Sometimes justice is delivered through life’s little ironies. According to this article from yesterday’s New York Times, we’re experiencing a shortage in psychometricians, those who practice that esoteric “science” a big part of which is to assign the mapping from raw scores on standardized tests into percentile rankings. This, apparently, is an indirect consequence of No Child Left Behind and its reliance on such testing for measuring learning (or non-learning as the case may be). It seems we’re testing so much that we don’t have enough of these measurement folks to validate the tests. First, there was the scandal with the SAT scoring. Now this. If I didn’t know better, I’d think God was trying to send a message to President Bush.
Here, it’s Finals Week. Many of our high enrollment courses (and some smaller classes too) use those scantron sheets for scoring final exams. Apart from individual student complaints about erasures not being treated correctly, I’ve never heard of us having scoring problems with the scantrons. But as far as what those final exam scores mean about student learning, I am more doubtful now than I’ve ever been as to what the exams actually measure and on why the entire culture is immersed in this type of high stakes testing.
There are some narrow instances where I understand what the tests do and indicate. After I had entered the doctoral program in Economics at Northwestern, I was told that the GRE in Economics was meaningless, but the basic GRE in Math was a strong predictor of success in the Economics program. That made sense to me. More recently, I learned something similar about the Chemistry sequence here. The Math part of the SAT is a very good predictor of performance there. This is not surprising: math aptitude is necessary for doing well, both in Chemistry and in Economics. The SAT and GRE provide reasonably good measures of a simple type of math problem solving skill – exactly what I mean by math aptitude. But I’m guessing this is the exception rather than the rule.
After getting killed in my course evaluations by students with comments like “test us on what we know, not on what we don’t know,” I stopped writing exams in my intermediate economics course where to get the right answer the student would have to show some cleverness in set up of the problem and its analysis. Coming from graduate school, I had thought it was that cleverness that the instructor wanted to encourage and hence that should be a big part of any exam. The students, in contrast, wanted something else. They had studied and put time into the course “learning” the material.

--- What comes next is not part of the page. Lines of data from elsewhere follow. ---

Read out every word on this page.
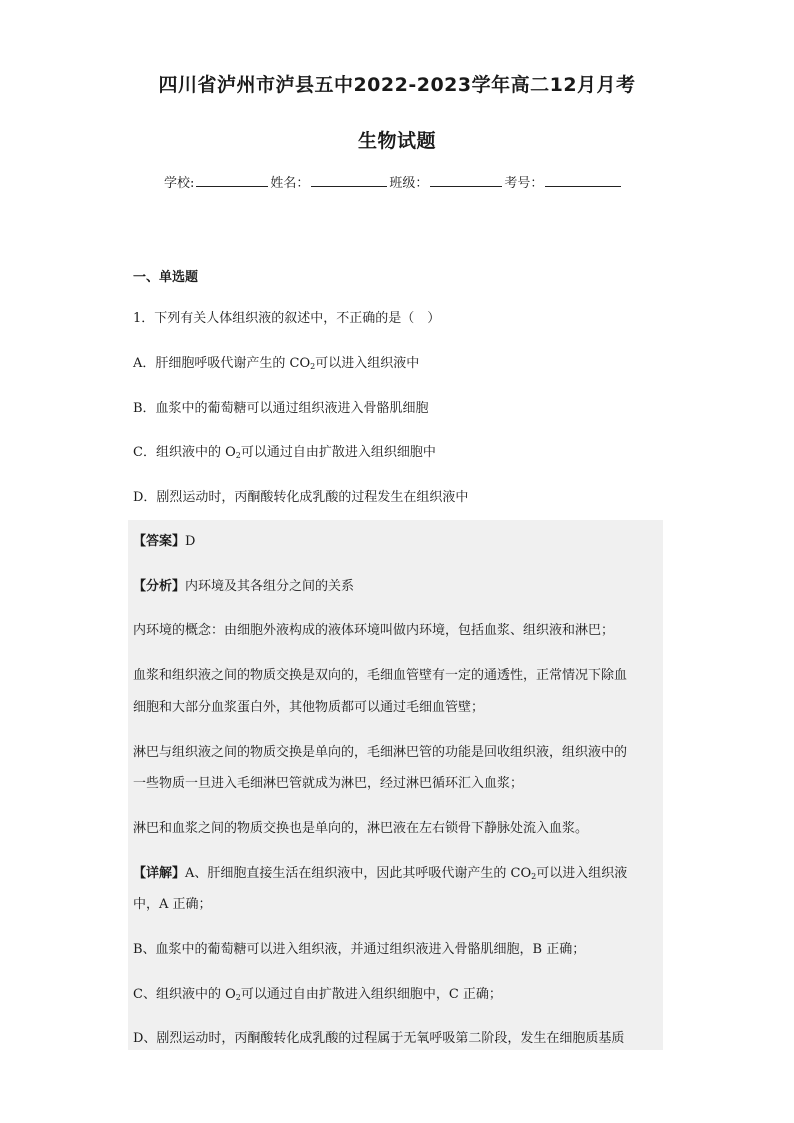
四川省泸州市泸县五中2022-2023学年高二12月月考
生物试题
学校:	姓名：	班级：	考号：
一、单选题
1．下列有关人体组织液的叙述中，不正确的是（　）
A．肝细胞呼吸代谢产生的 $CO_2$可以进入组织液中
B．血浆中的葡萄糖可以通过组织液进入骨骼肌细胞
C．组织液中的 $O_2$可以通过自由扩散进入组织细胞中
D．剧烈运动时，丙酮酸转化成乳酸的过程发生在组织液中
【答案】D
【分析】内环境及其各组分之间的关系
内环境的概念：由细胞外液构成的液体环境叫做内环境，包括血浆、组织液和淋巴；
血浆和组织液之间的物质交换是双向的，毛细血管壁有一定的通透性，正常情况下除血
细胞和大部分血浆蛋白外，其他物质都可以通过毛细血管壁；
淋巴与组织液之间的物质交换是单向的，毛细淋巴管的功能是回收组织液，组织液中的
一些物质一旦进入毛细淋巴管就成为淋巴，经过淋巴循环汇入血浆；
淋巴和血浆之间的物质交换也是单向的，淋巴液在左右锁骨下静脉处流入血浆。
【详解】A、肝细胞直接生活在组织液中，因此其呼吸代谢产生的 $CO_2$可以进入组织液
中，A 正确；
B、血浆中的葡萄糖可以进入组织液，并通过组织液进入骨骼肌细胞，B 正确；
C、组织液中的 $O_2$可以通过自由扩散进入组织细胞中，C 正确；
D、剧烈运动时，丙酮酸转化成乳酸的过程属于无氧呼吸第二阶段，发生在细胞质基质
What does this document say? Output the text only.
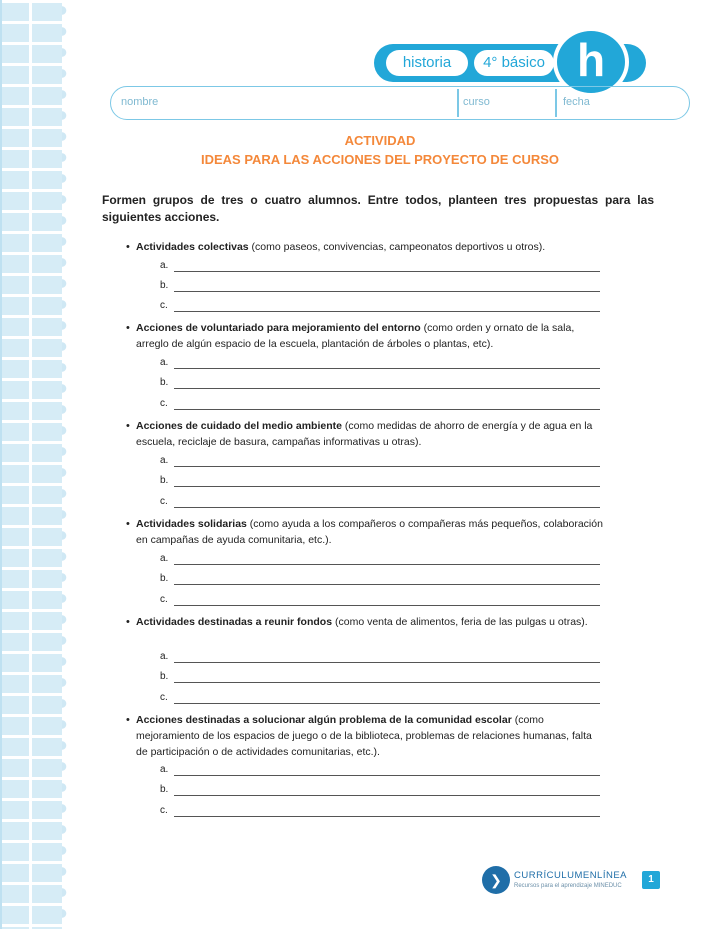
historia	4° básico h
nombre	curso	fecha
ACTIVIDAD
IDEAS PARA LAS ACCIONES DEL PROYECTO DE CURSO
Formen grupos de tres o cuatro alumnos. Entre todos, planteen tres propuestas para las siguientes acciones.
• Actividades colectivas (como paseos, convivencias, campeonatos deportivos u otros).
a.
b.
c.
• Acciones de voluntariado para mejoramiento del entorno (como orden y ornato de la sala, arreglo de algún espacio de la escuela, plantación de árboles o plantas, etc).
a.
b.
c.
• Acciones de cuidado del medio ambiente (como medidas de ahorro de energía y de agua en la escuela, reciclaje de basura, campañas informativas u otras).
a.
b.
c.
• Actividades solidarias (como ayuda a los compañeros o compañeras más pequeños, colaboración en campañas de ayuda comunitaria, etc.).
a.
b.
c.
• Actividades destinadas a reunir fondos (como venta de alimentos, feria de las pulgas u otras).
a.
b.
c.
• Acciones destinadas a solucionar algún problema de la comunidad escolar (como mejoramiento de los espacios de juego o de la biblioteca, problemas de relaciones humanas, falta de participación o de actividades comunitarias, etc.).
a.
b.
c.
❯	CURRÍCULUMENLÍNEA
Recursos para el aprendizaje MINEDUC
1
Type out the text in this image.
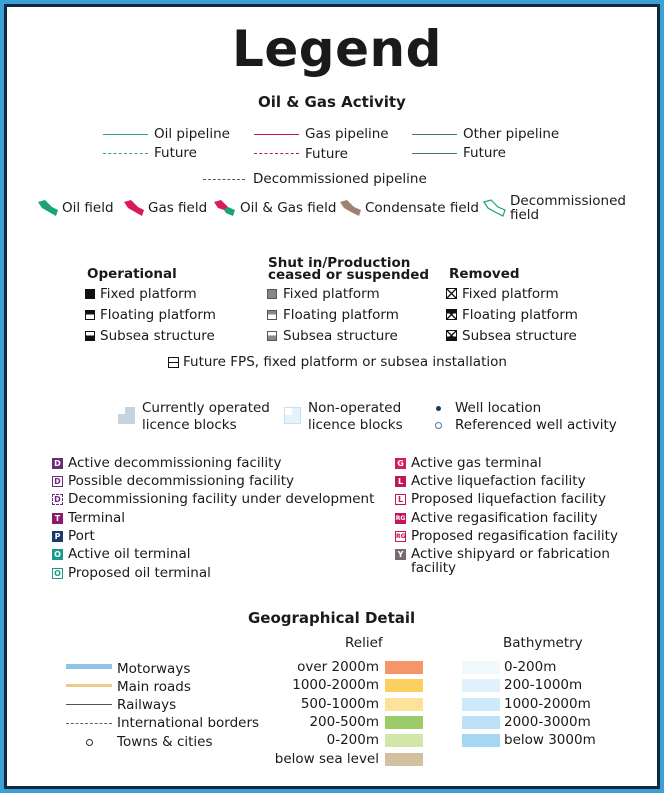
Legend
Oil & Gas Activity
Oil pipeline
Future
Gas pipeline
Future
Other pipeline
Future
Decommissioned pipeline
Oil field	Gas field Oil & Gas field Condensate field Decommissioned
field
Operational
Shut in/Production
ceased or suspended Removed
Fixed platform
Floating platform
Subsea structure
Fixed platform
Floating platform
Subsea structure
Fixed platform
Floating platform
Subsea structure
Future FPS, fixed platform or subsea installation
Currently operated
licence blocks
Non-operated
licence blocks
Well location
Referenced well activity
D Active decommissioning facility
D Possible decommissioning facility
D Decommissioning facility under development
T Terminal
P Port
O Active oil terminal
O Proposed oil terminal
G Active gas terminal
L Active liquefaction facility
L Proposed liquefaction facility
RG Active regasification facility
RG Proposed regasification facility
Y Active shipyard or fabrication
facility
Geographical Detail
Motorways
Main roads
Railways
International borders
Towns & cities
Relief
over 2000m
1000-2000m
500-1000m
200-500m
0-200m
below sea level
Bathymetry
0-200m
200-1000m
1000-2000m
2000-3000m
below 3000m
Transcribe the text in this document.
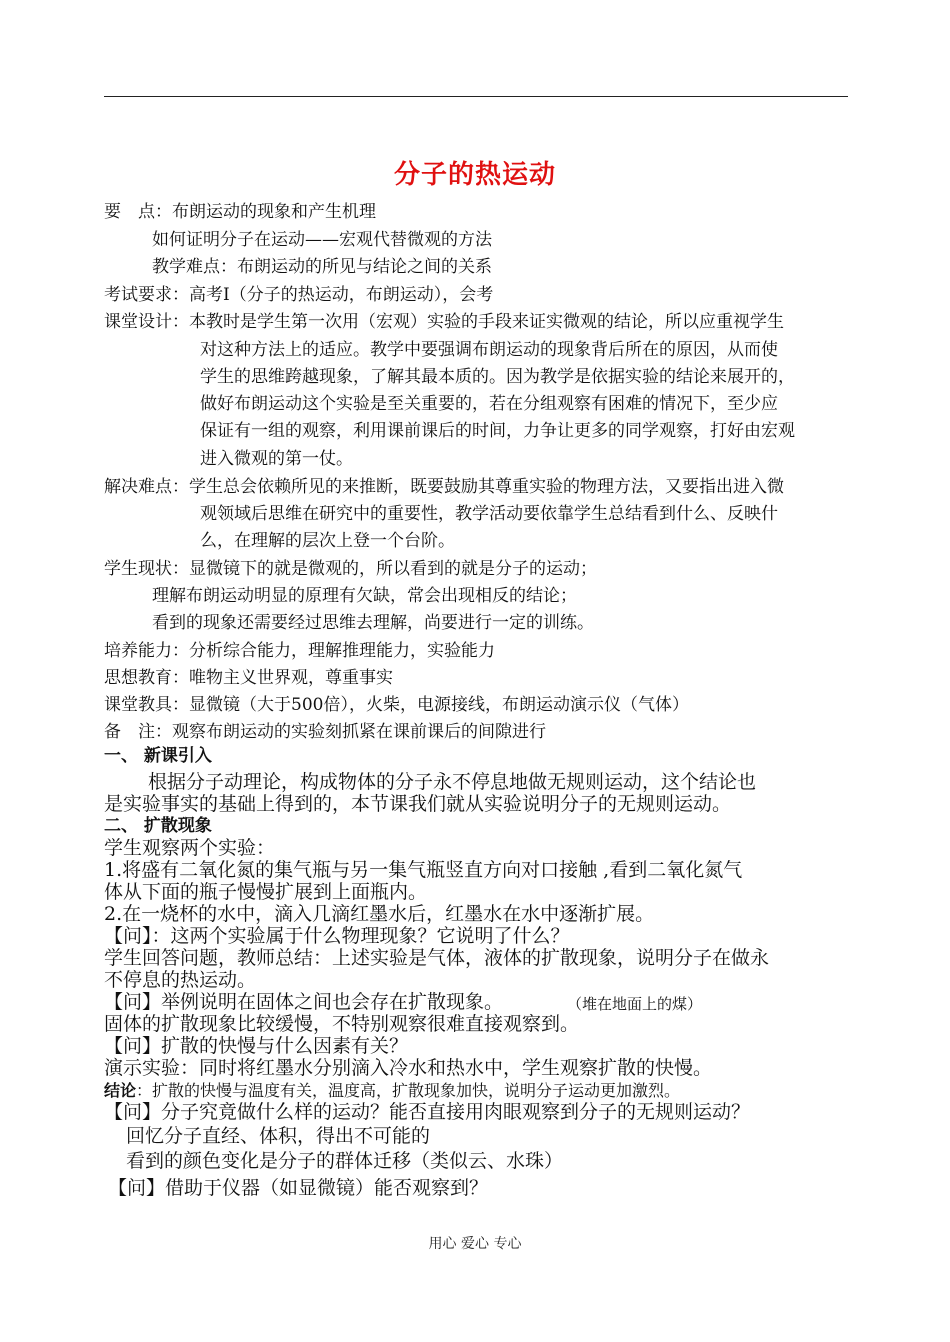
分子的热运动
要　点：布朗运动的现象和产生机理
如何证明分子在运动——宏观代替微观的方法
教学难点：布朗运动的所见与结论之间的关系
考试要求：高考Ⅰ（分子的热运动，布朗运动），会考
课堂设计：本教时是学生第一次用（宏观）实验的手段来证实微观的结论，所以应重视学生
对这种方法上的适应。教学中要强调布朗运动的现象背后所在的原因，从而使
学生的思维跨越现象，了解其最本质的。因为教学是依据实验的结论来展开的，
做好布朗运动这个实验是至关重要的，若在分组观察有困难的情况下，至少应
保证有一组的观察，利用课前课后的时间，力争让更多的同学观察，打好由宏观
进入微观的第一仗。
解决难点：学生总会依赖所见的来推断，既要鼓励其尊重实验的物理方法，又要指出进入微
观领域后思维在研究中的重要性，教学活动要依靠学生总结看到什么、反映什
么，在理解的层次上登一个台阶。
学生现状：显微镜下的就是微观的，所以看到的就是分子的运动；
理解布朗运动明显的原理有欠缺，常会出现相反的结论；
看到的现象还需要经过思维去理解，尚要进行一定的训练。
培养能力：分析综合能力，理解推理能力，实验能力
思想教育：唯物主义世界观，尊重事实
课堂教具：显微镜（大于500倍），火柴，电源接线，布朗运动演示仪（气体）
备　注：观察布朗运动的实验刻抓紧在课前课后的间隙进行
一、 新课引入
根据分子动理论，构成物体的分子永不停息地做无规则运动，这个结论也
是实验事实的基础上得到的，本节课我们就从实验说明分子的无规则运动。
二、 扩散现象
学生观察两个实验：
1.将盛有二氧化氮的集气瓶与另一集气瓶竖直方向对口接触 ,看到二氧化氮气
体从下面的瓶子慢慢扩展到上面瓶内。
2.在一烧杯的水中，滴入几滴红墨水后，红墨水在水中逐渐扩展。
【问】：这两个实验属于什么物理现象？它说明了什么？
学生回答问题，教师总结：上述实验是气体，液体的扩散现象，说明分子在做永
不停息的热运动。
【问】举例说明在固体之间也会存在扩散现象。	（堆在地面上的煤）
固体的扩散现象比较缓慢，不特别观察很难直接观察到。
【问】扩散的快慢与什么因素有关？
演示实验：同时将红墨水分别滴入冷水和热水中，学生观察扩散的快慢。
结论：扩散的快慢与温度有关，温度高，扩散现象加快，说明分子运动更加激烈。
【问】分子究竟做什么样的运动？能否直接用肉眼观察到分子的无规则运动？
回忆分子直经、体积，得出不可能的
看到的颜色变化是分子的群体迁移（类似云、水珠）
【问】借助于仪器（如显微镜）能否观察到？
用心 爱心 专心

They wanted some way to show that on the test. After about 10 years of teaching (I stopped teaching intermediate microeconomics after my second year except for an honors section and only returned to it 7 or 8 years later) I figured out that if students had seen essentially the same type of problem in a homework assignment or a practice exam, then they would feel the exam was fair because they’d be prepared for it. They had their bag of tricks and my test questions could be found in it. Even with that, my exams were perceived as hard by the students. But beforehand, they were viewed as impossible.
Impossible tests, of course, don’t measure very much, unless there are a handful who can actually do them. When that is the case, it is really not very hard to identify these individuals. But for the rest, it is not at all clear that gradations in exam performance measure much of anything. That has always been my issue with relying on tests. So in the Honors course that is just ending, I didn’t use exams at all. I had homework and projects – that’s it. I learned about what the students knew from their writing and their discussion in class. It seems to me to be far more informative, and clearly preferred if their performance doesn’t have to be sited on a bell curve and I can rely on my qualitative judgments in giving them their end of semester grade.
Then there is the issue of the stress in the students that exams can cause. We know there is good stress and bad. The good encourages elevated performance as if running a race. The keyed up individual “competes” whether the grading is on a curve or not and taking the test is a way of proving oneself worthy (though of exactly what I’m not sure). I was a good test taker when I was a student. I know the feeling. I’m guessing that most of my Honors students know the feeling as well.
But what about those students who don’t have reasonable expectations that they will perform well on the tests? How do they feel under this stress? Don’t many under prepare because they hate the feeling of coming up short and thus have a ready excuse in their lack of prior effort? And for the diligent types who do put in the hours beforehand but feel that their performance might not show the benefits from their work, where is their reward? Do they benefit from the pressure induced by the exams?
My own sense of irritation (the instructor can get testy too) is that we’re so enveloped in this method of evaluation without much if any critical thinking on why. We do it because that’s the way it’s been done. If we don’t do it, then somehow we’re cheating, getting away with it.
Maybe, just maybe, when God is speaking to Mr. Bush, he’s speaking to us too.